Should Investors Care About Elections?

By Bob Bruner-

“Is gridlock good—that is, should investors root against having the same political party control both Congress and the White House? Who is better for stock and bond returns: Republicans or Democrats? Most of the answers you are likely to find are propaganda or wishful thinking: many are flat-out wrong. What matters are changes in interest rates, not which party passes through the White House gates.”

Jason Zweig, Wall Street Journal, October 20, 2012

Um…yes and no. Research does find a strong relationship between interest rates and security prices. But there is an alternative view that investors would benefit from a more nuanced consideration of the impact of politics and government on businesses, and on the securities that those businesses issue.

· There’s more to the impact of government policy changes. Monetary policy (that sets interest rates) has a big impact on the stock and bond markets; but so do many other policy levers that elected officials can manipulate, such as fiscal policy (how much the government spends), tax policy (who pays taxes, and how), trade policy (how much the government protects domestic industry), and a legion of regulations (such as labor, environment, banking, and consumer safety) that affect the ability of businesses to adapt to ongoing processes of creative destruction in market economies. The unwillingness of the Obama Administration to license new coal-burning power plants in the U.S. has had enormous impact on the coal mining industry and related industries such as rail transportation. The Smoot-Hawley Act of 1930 that erected a strong protectionist tariff was a major determinant of the depth of the Great Depression. The Sherman Anti-Trust Act of 1890 and the Federal Trade Commission Act of 1914 gave government the power to forestall anticompetitive policies, break up monopolies, and perhaps dictate industrial policy. Research has established the consequence of these policy levers to economic growth and ultimately, returns to investors. The lesson is that while monetary policy may have the most immediate impact on security prices, these other policy levers can be potent and long-lasting influences on returns to investors.

· One size does not fit all. Though we like to think of the economy and the stock market rising and falling in a visible cycle, the aggregate cycle masks enormous variations across industries and firms. Though the economy contracted sharply in the Global Financial Crisis and Great Recession, three sectors actually grew: energy, health care, and the Federal Government. The lesson is that it can pay investors to consider the impact of macro events such as changes in government policy on specific industries and firms, rather than just the aggregate stock market.

· Will history repeat itself? The research that Jason Zweig cites draws its conclusions from stock market returns between 1965 and 2008–this may yield a healthy slice of data. And as readers of this blog will note, I have been consistent in quoting Sir John Templeton, who said, “The four most dangerous words in investing are, ‘This time it’s different.’” We must pay attention to history’s lessons for today and the future.
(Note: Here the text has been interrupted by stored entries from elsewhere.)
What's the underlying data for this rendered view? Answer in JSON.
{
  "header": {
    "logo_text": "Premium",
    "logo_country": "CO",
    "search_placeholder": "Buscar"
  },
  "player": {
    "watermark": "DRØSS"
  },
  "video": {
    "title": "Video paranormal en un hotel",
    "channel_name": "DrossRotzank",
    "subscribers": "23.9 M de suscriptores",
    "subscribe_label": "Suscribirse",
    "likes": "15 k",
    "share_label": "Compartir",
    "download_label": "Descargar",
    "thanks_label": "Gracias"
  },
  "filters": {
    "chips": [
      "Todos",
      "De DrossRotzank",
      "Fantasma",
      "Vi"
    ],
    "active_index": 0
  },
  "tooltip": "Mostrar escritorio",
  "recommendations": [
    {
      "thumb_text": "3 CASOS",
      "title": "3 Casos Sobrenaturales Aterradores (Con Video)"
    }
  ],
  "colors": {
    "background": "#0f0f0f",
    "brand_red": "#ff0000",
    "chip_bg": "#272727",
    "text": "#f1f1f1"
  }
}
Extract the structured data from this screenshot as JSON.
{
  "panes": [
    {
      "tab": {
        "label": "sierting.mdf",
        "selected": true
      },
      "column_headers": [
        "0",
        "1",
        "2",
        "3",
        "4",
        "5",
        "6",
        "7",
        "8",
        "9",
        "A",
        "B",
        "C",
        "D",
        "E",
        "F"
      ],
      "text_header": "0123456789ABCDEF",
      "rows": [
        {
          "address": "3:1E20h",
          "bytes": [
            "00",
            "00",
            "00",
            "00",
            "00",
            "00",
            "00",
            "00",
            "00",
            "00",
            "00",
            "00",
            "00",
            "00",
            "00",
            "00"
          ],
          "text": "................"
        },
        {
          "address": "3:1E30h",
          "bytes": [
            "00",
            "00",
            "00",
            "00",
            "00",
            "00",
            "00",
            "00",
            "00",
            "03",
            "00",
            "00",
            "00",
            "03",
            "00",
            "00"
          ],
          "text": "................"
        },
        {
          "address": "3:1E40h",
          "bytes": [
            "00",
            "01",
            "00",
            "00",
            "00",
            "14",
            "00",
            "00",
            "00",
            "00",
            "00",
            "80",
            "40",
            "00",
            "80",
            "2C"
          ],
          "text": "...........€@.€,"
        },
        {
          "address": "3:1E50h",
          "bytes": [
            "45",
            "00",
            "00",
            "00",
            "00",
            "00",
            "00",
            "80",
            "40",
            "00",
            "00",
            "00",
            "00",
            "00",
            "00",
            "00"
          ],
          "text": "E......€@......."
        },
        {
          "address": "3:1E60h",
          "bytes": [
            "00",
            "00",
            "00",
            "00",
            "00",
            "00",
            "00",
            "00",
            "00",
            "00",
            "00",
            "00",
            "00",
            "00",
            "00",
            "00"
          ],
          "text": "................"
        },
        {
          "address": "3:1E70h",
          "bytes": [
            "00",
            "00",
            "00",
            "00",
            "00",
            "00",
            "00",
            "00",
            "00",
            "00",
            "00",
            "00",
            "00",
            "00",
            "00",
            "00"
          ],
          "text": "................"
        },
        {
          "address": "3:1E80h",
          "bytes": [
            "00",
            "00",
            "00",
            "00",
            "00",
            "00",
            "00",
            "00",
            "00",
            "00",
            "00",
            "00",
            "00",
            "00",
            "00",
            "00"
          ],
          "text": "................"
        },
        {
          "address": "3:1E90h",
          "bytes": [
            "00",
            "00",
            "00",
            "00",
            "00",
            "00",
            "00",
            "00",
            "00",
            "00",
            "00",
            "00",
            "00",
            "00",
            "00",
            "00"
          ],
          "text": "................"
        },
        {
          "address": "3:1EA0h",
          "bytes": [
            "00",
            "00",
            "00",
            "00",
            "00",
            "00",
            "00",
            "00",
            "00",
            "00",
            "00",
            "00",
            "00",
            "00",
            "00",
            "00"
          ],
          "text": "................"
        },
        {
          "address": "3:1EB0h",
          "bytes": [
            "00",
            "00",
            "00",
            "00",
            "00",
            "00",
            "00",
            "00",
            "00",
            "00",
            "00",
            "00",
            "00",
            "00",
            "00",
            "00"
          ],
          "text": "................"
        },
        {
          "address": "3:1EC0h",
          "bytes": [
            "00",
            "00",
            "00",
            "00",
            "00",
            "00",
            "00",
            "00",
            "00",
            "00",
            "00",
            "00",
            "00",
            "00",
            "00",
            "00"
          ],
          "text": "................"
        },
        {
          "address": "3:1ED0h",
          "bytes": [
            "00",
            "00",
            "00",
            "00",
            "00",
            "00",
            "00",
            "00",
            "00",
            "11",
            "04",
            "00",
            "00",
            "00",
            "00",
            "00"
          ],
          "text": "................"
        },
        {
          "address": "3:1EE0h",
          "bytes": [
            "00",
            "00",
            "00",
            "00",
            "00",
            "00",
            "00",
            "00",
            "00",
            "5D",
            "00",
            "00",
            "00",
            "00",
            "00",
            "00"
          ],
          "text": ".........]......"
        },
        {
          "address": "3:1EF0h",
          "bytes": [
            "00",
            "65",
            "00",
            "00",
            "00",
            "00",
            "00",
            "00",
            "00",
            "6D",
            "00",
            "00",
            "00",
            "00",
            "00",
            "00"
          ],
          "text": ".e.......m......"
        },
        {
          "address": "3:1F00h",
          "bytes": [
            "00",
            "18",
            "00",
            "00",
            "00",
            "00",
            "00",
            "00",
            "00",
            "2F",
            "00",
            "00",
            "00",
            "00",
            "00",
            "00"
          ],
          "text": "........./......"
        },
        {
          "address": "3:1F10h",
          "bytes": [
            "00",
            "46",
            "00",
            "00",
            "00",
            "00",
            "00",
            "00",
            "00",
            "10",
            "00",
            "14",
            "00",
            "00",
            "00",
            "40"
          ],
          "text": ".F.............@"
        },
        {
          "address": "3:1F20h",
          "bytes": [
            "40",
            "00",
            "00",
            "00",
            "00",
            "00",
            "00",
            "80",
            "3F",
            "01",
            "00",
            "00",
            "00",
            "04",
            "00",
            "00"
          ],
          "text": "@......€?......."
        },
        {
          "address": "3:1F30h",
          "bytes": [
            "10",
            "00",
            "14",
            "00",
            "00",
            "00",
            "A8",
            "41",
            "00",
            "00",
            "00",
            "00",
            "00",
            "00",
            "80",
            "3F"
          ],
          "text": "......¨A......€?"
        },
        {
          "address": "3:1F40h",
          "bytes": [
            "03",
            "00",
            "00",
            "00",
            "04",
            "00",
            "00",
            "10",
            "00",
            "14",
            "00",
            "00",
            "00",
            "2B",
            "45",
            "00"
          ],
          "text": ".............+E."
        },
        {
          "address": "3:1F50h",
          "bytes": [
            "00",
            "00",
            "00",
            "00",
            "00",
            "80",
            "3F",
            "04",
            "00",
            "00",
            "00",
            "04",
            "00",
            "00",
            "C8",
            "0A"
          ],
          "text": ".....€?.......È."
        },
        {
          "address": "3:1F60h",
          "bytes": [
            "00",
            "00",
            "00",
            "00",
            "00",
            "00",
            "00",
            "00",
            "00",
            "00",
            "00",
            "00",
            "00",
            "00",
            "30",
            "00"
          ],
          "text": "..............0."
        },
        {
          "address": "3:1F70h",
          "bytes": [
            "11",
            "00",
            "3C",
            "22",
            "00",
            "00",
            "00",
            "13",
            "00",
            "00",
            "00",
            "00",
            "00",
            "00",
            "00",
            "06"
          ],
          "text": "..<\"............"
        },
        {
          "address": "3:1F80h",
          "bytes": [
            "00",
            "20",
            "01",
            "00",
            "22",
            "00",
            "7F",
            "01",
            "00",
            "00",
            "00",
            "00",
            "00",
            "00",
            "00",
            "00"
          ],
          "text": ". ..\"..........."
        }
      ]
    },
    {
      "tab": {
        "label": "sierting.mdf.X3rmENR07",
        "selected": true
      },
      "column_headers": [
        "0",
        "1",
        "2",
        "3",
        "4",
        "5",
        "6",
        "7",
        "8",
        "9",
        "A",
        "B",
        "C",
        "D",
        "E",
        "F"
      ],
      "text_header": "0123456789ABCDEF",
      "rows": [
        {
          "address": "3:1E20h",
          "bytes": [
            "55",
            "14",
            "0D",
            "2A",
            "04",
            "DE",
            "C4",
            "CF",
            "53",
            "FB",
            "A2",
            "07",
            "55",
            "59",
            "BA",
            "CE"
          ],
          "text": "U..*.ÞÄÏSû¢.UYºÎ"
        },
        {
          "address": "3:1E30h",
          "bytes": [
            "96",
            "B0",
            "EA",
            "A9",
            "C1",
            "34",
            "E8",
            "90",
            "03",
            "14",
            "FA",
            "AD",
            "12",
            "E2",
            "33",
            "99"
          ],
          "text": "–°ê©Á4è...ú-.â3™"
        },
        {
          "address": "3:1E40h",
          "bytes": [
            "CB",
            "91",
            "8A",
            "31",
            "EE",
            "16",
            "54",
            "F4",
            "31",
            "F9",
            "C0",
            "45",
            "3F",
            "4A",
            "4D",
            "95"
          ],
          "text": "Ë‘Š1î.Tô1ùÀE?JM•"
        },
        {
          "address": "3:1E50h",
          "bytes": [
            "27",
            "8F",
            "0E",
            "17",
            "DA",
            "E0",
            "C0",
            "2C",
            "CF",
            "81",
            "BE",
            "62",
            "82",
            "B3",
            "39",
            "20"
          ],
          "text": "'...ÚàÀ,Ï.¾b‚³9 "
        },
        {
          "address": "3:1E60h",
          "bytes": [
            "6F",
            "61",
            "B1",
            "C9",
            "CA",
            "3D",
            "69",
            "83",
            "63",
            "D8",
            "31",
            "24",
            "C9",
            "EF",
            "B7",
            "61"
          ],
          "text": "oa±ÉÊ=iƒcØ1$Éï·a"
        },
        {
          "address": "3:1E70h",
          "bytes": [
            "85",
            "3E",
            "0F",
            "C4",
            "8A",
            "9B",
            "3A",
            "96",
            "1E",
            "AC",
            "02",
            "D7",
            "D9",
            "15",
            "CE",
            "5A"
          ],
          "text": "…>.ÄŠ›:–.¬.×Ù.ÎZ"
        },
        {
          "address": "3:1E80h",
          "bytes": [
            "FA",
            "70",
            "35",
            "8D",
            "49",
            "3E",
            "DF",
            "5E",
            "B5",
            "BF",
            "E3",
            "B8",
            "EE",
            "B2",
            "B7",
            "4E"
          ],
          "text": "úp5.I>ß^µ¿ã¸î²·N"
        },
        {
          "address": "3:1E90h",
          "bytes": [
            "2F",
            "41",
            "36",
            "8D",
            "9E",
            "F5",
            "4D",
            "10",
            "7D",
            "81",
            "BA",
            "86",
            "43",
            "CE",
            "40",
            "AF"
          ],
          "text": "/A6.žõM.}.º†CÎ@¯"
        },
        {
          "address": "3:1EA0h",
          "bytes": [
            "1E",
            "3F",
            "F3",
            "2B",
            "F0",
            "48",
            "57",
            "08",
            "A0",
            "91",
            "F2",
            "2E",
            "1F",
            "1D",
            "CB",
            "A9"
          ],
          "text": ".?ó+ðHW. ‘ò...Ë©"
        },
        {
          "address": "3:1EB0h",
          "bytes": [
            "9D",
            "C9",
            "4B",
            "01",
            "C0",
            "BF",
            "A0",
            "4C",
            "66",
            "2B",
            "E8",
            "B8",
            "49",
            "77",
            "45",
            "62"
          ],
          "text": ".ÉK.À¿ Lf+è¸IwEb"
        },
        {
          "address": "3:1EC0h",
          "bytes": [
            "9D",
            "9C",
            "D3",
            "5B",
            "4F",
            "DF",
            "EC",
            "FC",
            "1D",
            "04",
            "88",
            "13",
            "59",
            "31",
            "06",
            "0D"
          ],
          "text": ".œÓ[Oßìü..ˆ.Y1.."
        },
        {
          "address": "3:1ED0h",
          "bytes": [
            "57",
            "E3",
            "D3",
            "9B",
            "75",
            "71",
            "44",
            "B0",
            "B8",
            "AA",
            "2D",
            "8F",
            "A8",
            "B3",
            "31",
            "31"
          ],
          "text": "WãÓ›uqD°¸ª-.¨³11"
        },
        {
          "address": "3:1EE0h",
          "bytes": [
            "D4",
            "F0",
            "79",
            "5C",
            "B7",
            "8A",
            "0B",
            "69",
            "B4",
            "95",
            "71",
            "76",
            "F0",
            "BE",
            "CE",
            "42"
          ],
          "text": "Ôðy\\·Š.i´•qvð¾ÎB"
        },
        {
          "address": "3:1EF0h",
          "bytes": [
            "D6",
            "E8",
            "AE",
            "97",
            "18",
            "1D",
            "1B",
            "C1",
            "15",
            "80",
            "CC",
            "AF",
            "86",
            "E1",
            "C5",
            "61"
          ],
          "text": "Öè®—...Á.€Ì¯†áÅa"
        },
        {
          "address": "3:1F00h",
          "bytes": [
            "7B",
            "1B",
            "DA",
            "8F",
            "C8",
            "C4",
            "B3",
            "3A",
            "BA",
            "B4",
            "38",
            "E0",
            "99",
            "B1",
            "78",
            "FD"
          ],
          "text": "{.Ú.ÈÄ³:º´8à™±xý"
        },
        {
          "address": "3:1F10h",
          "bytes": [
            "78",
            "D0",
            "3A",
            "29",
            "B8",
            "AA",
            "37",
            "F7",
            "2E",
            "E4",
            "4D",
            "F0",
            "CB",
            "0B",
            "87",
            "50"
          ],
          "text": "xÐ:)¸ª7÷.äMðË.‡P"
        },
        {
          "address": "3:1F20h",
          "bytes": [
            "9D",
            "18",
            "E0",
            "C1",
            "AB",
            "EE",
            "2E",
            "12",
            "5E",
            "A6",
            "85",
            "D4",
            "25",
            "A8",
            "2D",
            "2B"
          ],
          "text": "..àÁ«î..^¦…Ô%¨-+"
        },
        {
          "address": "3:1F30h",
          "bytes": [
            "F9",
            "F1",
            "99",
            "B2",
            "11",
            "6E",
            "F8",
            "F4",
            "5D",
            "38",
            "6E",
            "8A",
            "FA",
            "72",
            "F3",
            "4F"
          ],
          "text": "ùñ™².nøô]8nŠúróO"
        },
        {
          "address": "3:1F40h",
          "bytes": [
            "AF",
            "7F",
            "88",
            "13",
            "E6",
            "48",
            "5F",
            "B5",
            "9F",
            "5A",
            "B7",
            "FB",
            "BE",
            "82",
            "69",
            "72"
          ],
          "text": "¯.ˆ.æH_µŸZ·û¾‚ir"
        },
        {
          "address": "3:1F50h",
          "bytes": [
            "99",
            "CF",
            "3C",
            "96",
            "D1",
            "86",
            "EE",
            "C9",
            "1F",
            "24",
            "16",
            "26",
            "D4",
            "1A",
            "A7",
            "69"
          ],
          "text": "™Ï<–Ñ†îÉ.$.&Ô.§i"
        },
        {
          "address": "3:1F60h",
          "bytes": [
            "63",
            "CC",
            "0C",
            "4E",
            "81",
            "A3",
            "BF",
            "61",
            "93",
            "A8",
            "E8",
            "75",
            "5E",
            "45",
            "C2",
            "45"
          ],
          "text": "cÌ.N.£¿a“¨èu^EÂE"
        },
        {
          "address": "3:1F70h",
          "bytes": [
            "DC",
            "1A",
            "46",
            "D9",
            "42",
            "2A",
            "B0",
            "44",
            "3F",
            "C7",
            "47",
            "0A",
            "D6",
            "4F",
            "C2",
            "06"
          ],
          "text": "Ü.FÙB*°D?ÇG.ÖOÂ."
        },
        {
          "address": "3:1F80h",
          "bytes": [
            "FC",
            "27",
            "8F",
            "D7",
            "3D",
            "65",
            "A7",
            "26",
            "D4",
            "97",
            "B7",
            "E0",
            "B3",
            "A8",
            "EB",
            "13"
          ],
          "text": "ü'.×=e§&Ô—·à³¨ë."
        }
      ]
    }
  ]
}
But in many respects, the present seems quite unlike anything we’ve seen before. Obamacare and Dodd-Frank promise to dramatically alter major sectors of the economy. The rise of the Tea Party on the right and Occupy Wall Street on the left suggest rising polarization among the American electorate. Massive government debts in the U.S. and abroad will linger for a decade or more and fit a tourniquet of austerity on households, businesses and governments. And the rise of China as a global competitor to the U.S. and of Islamic radicalism challenge a great deal of conventional wisdom about the geopolitical future and the global economy. In short, this moment in American political history seems like those blank areas on Renaissance maps that said, “here be dragons.” The lesson is that old rules of thumb about investing may be less relevant today.

To be clear, I don’t question the suggestion of Zweig or the researchers that political parties in power tend not to explain much about returns to investors. But I think it would be a vast mistake to infer that politics doesn’t matter.

The premise that politics may very well matter to investors is the focus of our forthcoming conference:


In my just-previous post, I described the impressive line-up of speakers and topics; more details are available at the conference web site. The main purpose of this conference is to jump-start investors’ reassessment of the post-election outlook.

Whatever the outcome of the U.S. elections on November 6th, interpreting their implications for investors will be an urgent task for months to come. To do so effectively, my counsel is that investors should:

· Remember the variety of policy levers in the hands of government.

· Remember that policy changes will have differential impacts on different industries, and even on different firms within those industries.

· Remember that the old rules may change in light of the remarkable new conditions in which the economy finds itself. Here may be dragons.